Sounds simple, but it actually goes beyond just turning. Most consumer generators are designed for an engine that turns 3600RPM for 60Hz operation. For every 600 RPM, the frequency changes by 1 Hz. Normal frequency range on a generator is about 63 (at no load) to 57 (Full Load). At half load, you should be pretty close to 60 Hz. Some generators will turn at 1800 RPM, and usually have two or more cylinders. Each 1Hz deviation is a 300 RPM change in engine speed

If you find that your engine is not turning as fast as it should, or is turning too fast, you can adjust its speed using the governor. Be careful in this area though! If you are adjusting faster, and you make too much an adjustment, the engine may over speed (red line) and be damaged. Always be ready to shut down the engine in case something goes wrong.

General Instructions on How to Adjust Speed:

It will almost be required that you have a digital multimeter that is capable of measuring frequency. You can use a AC powered clock, and compare the minute intervals with another clock, but the adjustment process will take a few hours.

Start your generator, let it run for a few minutes to warm up. Place your meter leads into the outlets, and record the frequency. This will be your No Load Frequency prior to any adjustments. Also record the voltage.

Note that depending on your meter, your voltage will likely read about 132 volts AC. If your meter is of the dollar store variety, the voltage may be reading higher (170) due to noise being present in the waveform. Don't worry about this - yet.

Now that the engine is warmed up, and your meter is indicating that the frequency is less than or higher than 63Hz, it is time to adjust the governor. Each engine will have its own method, you may have to find a owner's manual or service manual.

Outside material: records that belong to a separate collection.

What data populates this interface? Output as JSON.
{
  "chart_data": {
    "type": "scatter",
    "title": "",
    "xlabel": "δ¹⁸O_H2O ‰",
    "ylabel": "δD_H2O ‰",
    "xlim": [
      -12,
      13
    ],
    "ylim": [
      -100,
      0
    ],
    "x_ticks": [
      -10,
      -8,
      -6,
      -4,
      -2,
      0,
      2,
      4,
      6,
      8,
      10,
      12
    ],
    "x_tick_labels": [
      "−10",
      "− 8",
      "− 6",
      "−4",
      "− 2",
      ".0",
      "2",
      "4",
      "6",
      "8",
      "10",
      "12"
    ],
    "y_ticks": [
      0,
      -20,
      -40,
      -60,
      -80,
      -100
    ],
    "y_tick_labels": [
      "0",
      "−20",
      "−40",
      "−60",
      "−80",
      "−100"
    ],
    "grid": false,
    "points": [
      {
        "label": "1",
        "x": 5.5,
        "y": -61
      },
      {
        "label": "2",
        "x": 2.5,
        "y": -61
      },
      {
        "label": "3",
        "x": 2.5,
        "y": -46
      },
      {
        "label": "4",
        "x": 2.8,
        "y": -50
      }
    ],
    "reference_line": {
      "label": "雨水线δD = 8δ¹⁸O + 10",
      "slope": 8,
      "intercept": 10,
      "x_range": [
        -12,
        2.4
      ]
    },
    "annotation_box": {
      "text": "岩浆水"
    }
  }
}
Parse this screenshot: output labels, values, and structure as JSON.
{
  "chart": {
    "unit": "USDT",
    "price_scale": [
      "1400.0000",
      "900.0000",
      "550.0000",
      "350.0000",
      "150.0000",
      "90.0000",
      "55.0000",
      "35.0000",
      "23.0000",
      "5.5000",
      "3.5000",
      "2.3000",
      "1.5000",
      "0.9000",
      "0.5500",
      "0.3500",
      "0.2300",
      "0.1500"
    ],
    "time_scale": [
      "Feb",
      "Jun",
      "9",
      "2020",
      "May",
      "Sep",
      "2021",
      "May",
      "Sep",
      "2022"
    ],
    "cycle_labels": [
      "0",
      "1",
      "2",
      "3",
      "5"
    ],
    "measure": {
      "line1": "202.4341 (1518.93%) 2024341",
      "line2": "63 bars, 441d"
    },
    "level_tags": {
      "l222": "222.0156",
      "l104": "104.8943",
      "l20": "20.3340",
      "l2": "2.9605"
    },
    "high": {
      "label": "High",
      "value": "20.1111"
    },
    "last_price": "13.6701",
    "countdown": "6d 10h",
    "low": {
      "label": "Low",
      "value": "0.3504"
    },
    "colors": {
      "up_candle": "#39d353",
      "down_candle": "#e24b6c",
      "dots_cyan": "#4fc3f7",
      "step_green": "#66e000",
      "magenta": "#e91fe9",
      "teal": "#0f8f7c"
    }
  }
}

Start by removing any access panels that you need in order to reach the governor assembly. This will be the arm that is attached to the throttle on the carburetor via springs and rods. Look carefully near the base of the governor arm, and you will see a spring that is attached to it, and the other end is attached to a tab. The purpose of this spring is to put tension onto the governor, as well as to allow adjustment. Inverter based generators will usually have an electronic governor. The throttle is actuated by a small servo motor which is driven by the inverter / controller. These types of governors are typically not adjustable beyond replacing mechanical linkage that is worn.

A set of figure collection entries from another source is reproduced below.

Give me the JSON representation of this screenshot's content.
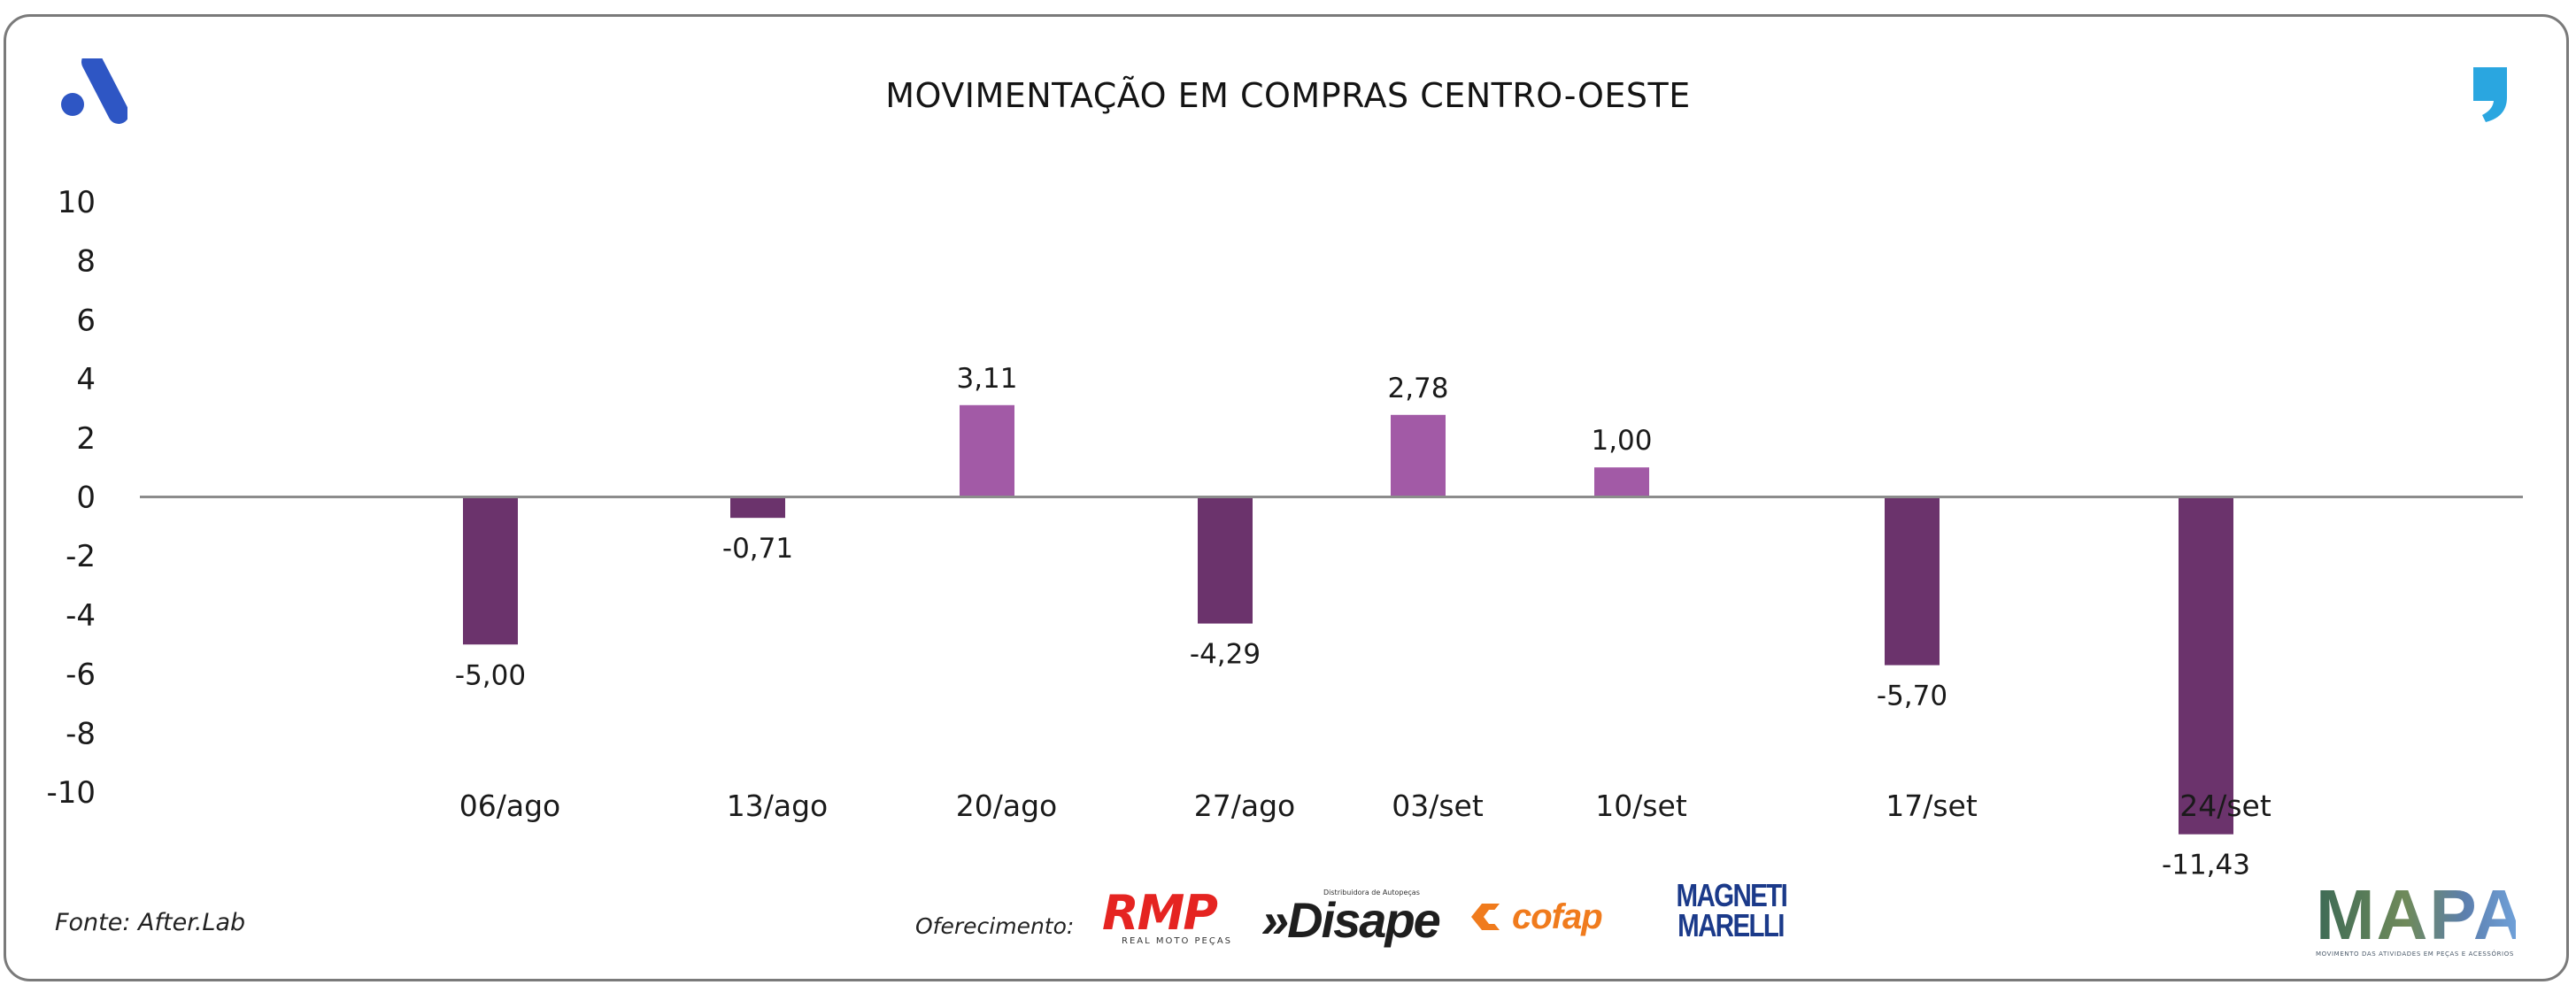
{
  "header": {
    "title": "MOVIMENTAÇÃO EM COMPRAS CENTRO-OESTE"
  },
  "brand_icons": [
    "app-logo-icon",
    "quote-icon"
  ],
  "footer": {
    "source": "Fonte: After.Lab",
    "sponsor_label": "Oferecimento:",
    "sponsors": {
      "rmp": {
        "name": "RMP",
        "tagline": "REAL MOTO PEÇAS"
      },
      "disape": {
        "name": "Disape",
        "tagline": "Distribuidora de Autopeças"
      },
      "cofap": {
        "name": "cofap"
      },
      "magneti": {
        "line1": "MAGNETI",
        "line2": "MARELLI"
      }
    },
    "mapa": {
      "name": "MAPA",
      "tagline": "MOVIMENTO DAS ATIVIDADES EM PEÇAS E ACESSÓRIOS"
    }
  },
  "colors": {
    "negative": "#6b336c",
    "positive": "#a25aa6",
    "axis": "#8c8c8c",
    "text": "#1a1a1a"
  },
  "chart_data": {
    "type": "bar",
    "title": "MOVIMENTAÇÃO EM COMPRAS CENTRO-OESTE",
    "categories": [
      "06/ago",
      "13/ago",
      "20/ago",
      "27/ago",
      "03/set",
      "10/set",
      "17/set",
      "24/set"
    ],
    "values": [
      -5.0,
      -0.71,
      3.11,
      -4.29,
      2.78,
      1.0,
      -5.7,
      -11.43
    ],
    "value_labels": [
      "-5,00",
      "-0,71",
      "3,11",
      "-4,29",
      "2,78",
      "1,00",
      "-5,70",
      "-11,43"
    ],
    "yticks": [
      10,
      8,
      6,
      4,
      2,
      0,
      -2,
      -4,
      -6,
      -8,
      -10
    ],
    "ylim": [
      -10,
      10
    ],
    "xlabel": "",
    "ylabel": "",
    "grid": false,
    "legend": "none"
  }
}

Using a pair of needle nose pliers, bend the tab slightly one direction or the other (toward governor, or away from governor). Note the change in frequency. The target here, without a load, is going to be 63Hz. Once you hit this target (frequency average is 63), take a look at the voltage. It should be near 132 volts AC. If it is much higher, then lower the voltage by bending the tab slightly. Be aware that this will also lower the frequency as well.

Now that the unloaded frequency is set, connect a load that is approximate half of the generator continuous rating. For an 1800 watt generator, the continuous load is 1500 watts. Half would be 750 watts. A couple of Halogen lights will work, as well a space heater that is set on Low. Your frequency should be very close to 60Hz now. Voltage will likely be around 125 volts. Adjust the governor very slightly to reach these numbers. Your half load frequency is now set.

If you are using a space heater for a load, turn it on (1500 watts), and note the frequency reading. Also note the voltage rating as well. Frequency will likely have dropped down to about 57 or 58. This is normal. Voltage should be down around 110 to 115. Don't make any adjustments as most generators are due not carry full loads for extended amounts of time.

Turn the heater back to low or fan only, and let it cool for a few minutes before turning it off. Unplug the heater, and check the frequency and voltage without a load being on the generator. Again, frequency with no load should be about 63Hz, voltage about 132. A little bit of difference is acceptable here. And now you are done.

If you are not able to obtain the numbers mentioned, then there are other issues going on. Especially if voltage is out of range. See other Tips.

If you intend to use the generator primarily with a certain load (heater, well pump, charger, etc) you can optimize performance of that load by setting the generator frequency with that load, and only that load connected. Just keep in mind that when you add additional loads, your settings may not be adequate.